Просияв, Имре развернул монитор, прицелился!
- Готов. Пишу пробный.
На дубль-экране перед Ларрой проявилась знакомая до мелочей комната,
она сама за столом, Серьезная и Мяогомудрая, в так называемой маске номер
два - единственная личина, в которой Ларра позволяла себя снимать. Эту же
маску - Серьезную и Многомудрую - она надевала для поэтов-студийцев.
Посторонним предназначалась маска номер один - Насмешливая и Не Прощающая.
Существовала еще одна, Сомневающаяся и Одинокая - ее собственное лицо,
когда никто не видит, тоже в общем-то маска, номер три. Для друзей у нее
маски не было. Впрочем, друзей, по правде говоря, у нее тоже не было.
Она облизнула губы, продекламировала не в полный голос:
- Два физика фехтуют дерзко...
Имре припал к видоискателю. Жаль, не видно его глаз, не разберешь,
нравится или нет. Впрочем, он своего отношения не покажет: хороший
редактор, тоже профессионал...
В тишине упали последние строки:
Падет расстрелянный мезон -
Родится новая частица...
- Устраивает?
- Кого? - Имре оторвался от монитора, что-то озабоченно перекрутил. -
А-а, конечно. Хорошо бы новую заставку подобрать, а?
- Срисуй что-нибудь у Эшера. А лучше изобрази фантазию на его темы.
Скажем, "Галеры Вселенной". Звучит? - Ларра помолчала, вслушалась в
случайно рожденное сочетание, кивнула: - Да, так. "Галеры Вселенной".
Сначала пусть мелькнет на миг, потом крути бесконечной лентой под моим
телепортретом, хорошо?
Имре озадаченно поморгал, потер ладонью ухо. Закодировал команду
Мегамозгу.
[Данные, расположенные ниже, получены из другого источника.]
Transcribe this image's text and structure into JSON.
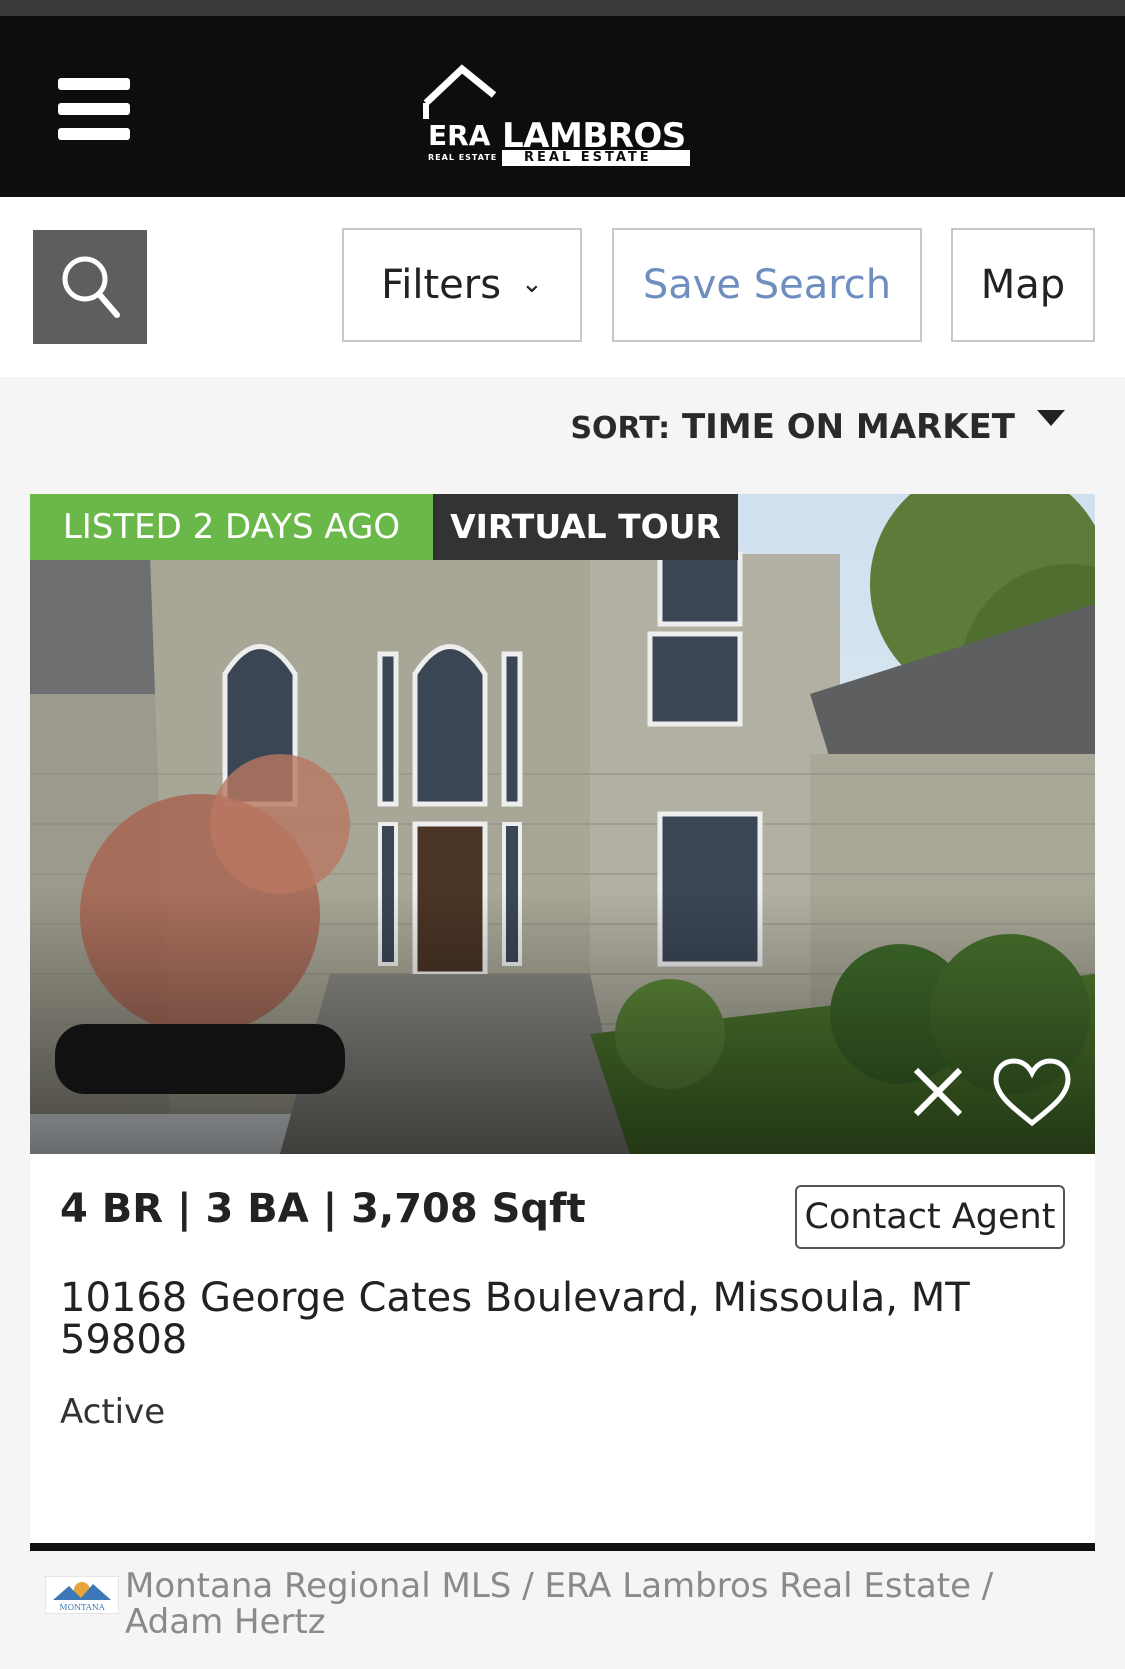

Затем подрегулировал звук и продиктовал:
- Продолжаем вечерний выпуск новостей искусства. Сегодня поэтесса
(Ларра поморщилась) Ларра Бакулева сочинила новое стихотворение. Смотрите и
слушайте, уважаемые телезрители, мы с вами - в рабочем кабинете Ларры
Бакулевой!
По экрану, перемежаясь, поплыли разноцветные космические корабли,
стилизованные под древние галеры, - Мегамозг недурно выполнил каприз или
прозрение поэта...
Утро кончилось. Пора натягивать маску номер два - сейчас заявятся с
телевизитом юные дарования. Своих студийцев Ларра учила прилежно, хотя кто
может научить Поэзии? Вдохновению? Ей и самой его так не хватает. Однажды
Азель, подружка дочери, не доверяясь автоматам, пекла ко дню рождения
булочки. О, как она священнодействовала! Как, пылая щеками, металась между
столом и духовкой! Как месила, пахтала, пластала тесто, как мазала яичным
желтком пышную хрупкую корочку! Это и называется вдохновением, которого
Ларра, как ни билась, не могла пробудить в юных дарованиях...
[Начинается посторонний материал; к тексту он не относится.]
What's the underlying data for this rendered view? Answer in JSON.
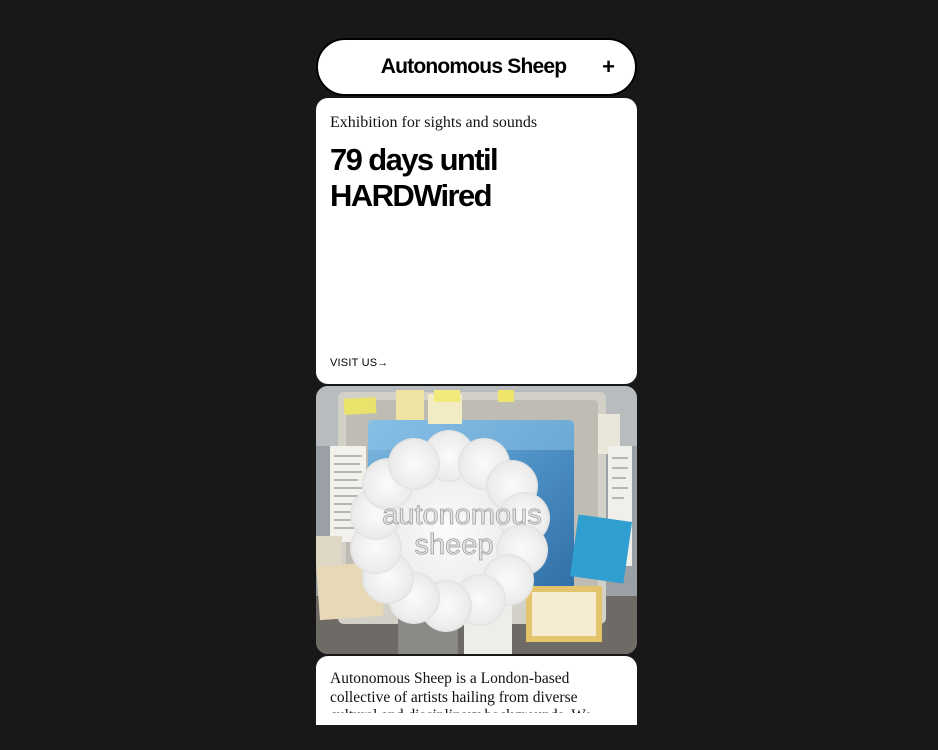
{
  "header": {
    "title": "Autonomous Sheep",
    "menu_icon": "plus-icon"
  },
  "hero": {
    "subtitle": "Exhibition for sights and sounds",
    "headline_line1": "79 days until",
    "headline_line2": "HARDWired",
    "visit_label": "VISIT US→"
  },
  "photo": {
    "logo_line1": "autonomous",
    "logo_line2": "sheep"
  },
  "about": {
    "text": "Autonomous Sheep is a London-based collective of artists hailing from diverse cultural and disciplinary backgrounds. We"
  },
  "colors": {
    "background": "#181818",
    "card": "#ffffff",
    "text": "#000000"
  }
}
Она глянула на часы. Сейчас экранный гость пойдет косяком. Время
бросать поэзию, время толковать о поэтах... Но настроение сегодня выпало
делать все наперекор. Предоставив домовому роботу право выкручиваться из
щекотливого положения, Ларра прихватила со стола чашку остывшего,
помутневшего кофе, шагнула в лоджию. Перекусить придется по дороге,
подумала она, набирая код диспетчера. Крутись, крутись, наборный диск,
передай транспортной фее просьбицу: крибле-крабле-дабль, нужен дирижабль!
- Транспорт, городская сеть. Заказывайте, пожалуйста.
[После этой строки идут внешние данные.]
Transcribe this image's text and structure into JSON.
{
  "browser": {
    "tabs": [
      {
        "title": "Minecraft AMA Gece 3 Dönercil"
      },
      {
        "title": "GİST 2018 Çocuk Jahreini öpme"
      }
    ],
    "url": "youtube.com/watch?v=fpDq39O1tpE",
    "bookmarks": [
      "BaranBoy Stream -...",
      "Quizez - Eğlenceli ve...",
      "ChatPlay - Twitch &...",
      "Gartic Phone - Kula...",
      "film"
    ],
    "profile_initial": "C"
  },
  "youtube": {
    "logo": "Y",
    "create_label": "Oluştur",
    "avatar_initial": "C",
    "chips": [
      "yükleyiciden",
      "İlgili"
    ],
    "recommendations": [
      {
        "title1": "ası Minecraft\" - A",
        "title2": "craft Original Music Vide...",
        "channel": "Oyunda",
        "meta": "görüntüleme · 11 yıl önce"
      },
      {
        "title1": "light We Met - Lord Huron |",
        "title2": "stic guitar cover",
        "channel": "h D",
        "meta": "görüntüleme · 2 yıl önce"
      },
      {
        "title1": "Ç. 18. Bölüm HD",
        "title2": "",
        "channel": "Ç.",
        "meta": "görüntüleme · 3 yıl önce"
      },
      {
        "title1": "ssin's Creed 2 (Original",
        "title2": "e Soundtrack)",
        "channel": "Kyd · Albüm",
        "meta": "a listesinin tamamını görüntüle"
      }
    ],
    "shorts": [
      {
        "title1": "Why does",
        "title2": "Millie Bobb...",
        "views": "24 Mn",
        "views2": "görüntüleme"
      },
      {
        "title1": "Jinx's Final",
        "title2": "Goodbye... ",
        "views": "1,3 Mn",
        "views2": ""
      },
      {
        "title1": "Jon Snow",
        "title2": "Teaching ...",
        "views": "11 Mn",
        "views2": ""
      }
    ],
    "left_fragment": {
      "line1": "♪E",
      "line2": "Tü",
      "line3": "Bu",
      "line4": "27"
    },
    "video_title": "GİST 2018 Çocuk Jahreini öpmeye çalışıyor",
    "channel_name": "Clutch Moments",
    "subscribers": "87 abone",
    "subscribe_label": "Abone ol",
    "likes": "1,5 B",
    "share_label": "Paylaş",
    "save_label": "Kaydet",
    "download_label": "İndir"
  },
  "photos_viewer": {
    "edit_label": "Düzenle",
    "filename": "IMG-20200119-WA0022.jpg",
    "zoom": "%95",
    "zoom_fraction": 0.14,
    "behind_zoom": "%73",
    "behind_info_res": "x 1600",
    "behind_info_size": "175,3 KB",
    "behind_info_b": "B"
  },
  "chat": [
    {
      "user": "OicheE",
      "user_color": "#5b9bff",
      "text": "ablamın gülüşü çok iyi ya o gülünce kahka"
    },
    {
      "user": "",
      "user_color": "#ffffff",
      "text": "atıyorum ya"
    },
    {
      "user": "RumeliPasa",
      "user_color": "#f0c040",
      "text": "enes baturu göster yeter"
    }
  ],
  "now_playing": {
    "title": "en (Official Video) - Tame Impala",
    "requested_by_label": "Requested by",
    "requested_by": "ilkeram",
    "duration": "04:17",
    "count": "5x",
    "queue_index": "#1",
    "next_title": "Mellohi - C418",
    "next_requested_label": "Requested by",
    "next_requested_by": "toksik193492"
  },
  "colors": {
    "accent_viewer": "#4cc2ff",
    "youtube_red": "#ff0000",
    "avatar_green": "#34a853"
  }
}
Ларра назвала адрес и свой позывной:
- Одноместный, для прогулки, - попросила она.- Причал "П".
"П" - значит, персональный. Не общая посадочная площадка на крыше, а
выход на волю прямо из квартиры.
Проверила, не забыт ли визис (телебраслетов она не признавала,
браслеты не шли к пышноватым ее рукам),- нет, вот висит рогатая ящерица на
цепочке. Тоже подарок: монтаж коммуникаторов.
Одним глотком допила кофе, поставила чашку на пол, именно на пол, не
на стол - назло кургузому, вечно озабоченному Домовому, всемогущему, как
Мегамозг, и аристократичному, как фамильный английский дворецкий. Домовой,
всем своим видом выражая неодобрение, маленьким мягким манипулятором поднял
чашку, сгинул в стене. На прощанье, уже уяснив, что на сигнал не
отреагируют, все же мелодично прозвонил к ленчу.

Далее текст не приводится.